Alex shook her head and tried to control her laughter.
“No drinks, either?” I said.
She lost control again, tears streaming from her eyes. “Not as advanced as the ones you have now,” she mocked, and cackled again.
“All right, all right, I deserved that one.” I stared out the passenger window to hide the heat rushing into my cheeks. “So, I need to catch up a little. I’ll figure it out.”
Alex took a deep breath and blew it out with a whistle. “Listen.” She let out a few more chuckles that threatened to reignite her laughter again, but she managed to keep them under control. “I will make you a deal. I will try,” she drew out the word try for emphasis, “to be more patient when explaining our modern advances, and you stop pretending to know about things like flying cars and drink makers.”
Alex stayed quiet for a moment, and I turned to look at her. As soon as our eyes met, we burst out laughing. After a moment, we quieted down, and I stared out at the road. There wasn’t much to see in the dark.

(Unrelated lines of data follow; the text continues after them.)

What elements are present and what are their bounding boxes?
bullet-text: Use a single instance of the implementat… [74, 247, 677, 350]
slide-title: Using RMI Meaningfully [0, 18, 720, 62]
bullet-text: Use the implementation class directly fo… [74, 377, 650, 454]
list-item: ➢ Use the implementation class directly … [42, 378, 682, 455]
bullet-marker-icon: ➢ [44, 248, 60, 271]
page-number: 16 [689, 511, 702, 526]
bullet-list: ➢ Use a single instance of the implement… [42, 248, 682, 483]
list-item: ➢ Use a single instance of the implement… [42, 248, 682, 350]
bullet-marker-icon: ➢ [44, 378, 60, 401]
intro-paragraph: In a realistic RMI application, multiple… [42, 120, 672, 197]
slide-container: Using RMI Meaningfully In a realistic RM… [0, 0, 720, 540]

Trees, boulders, and hillsides blurred past us as Alex navigated the serpentine dirt road. There were no streetlights or buildings. Just an eerie expanse of shadows.
I leaned forward, opened the glove box and rummaged through. At least they still worked the same. When I didn’t find what I searched for, I lifted the center console in the armrest. Jackpot. A pack of Marlboro Reds. I shook one out and looked for the lighter and ashtray.
“There isn’t one,” Alex said.
I glanced over at her.
“An ashtray,” she continued. “Cars don’t come with them anymore—hardly ever, anyway.”
My mouth fell open. “So, what do people do with their cigarettes?”
“May want to brace yourself for this one too,” Alex said. “Smoking is a bit of a taboo now. You can’t smoke in restaurants or offices, pretty much any public building. Cigarettes gave lots of people cancer, so a big push came through to make everyone want to quit. You would not believe what they charge per pack now.”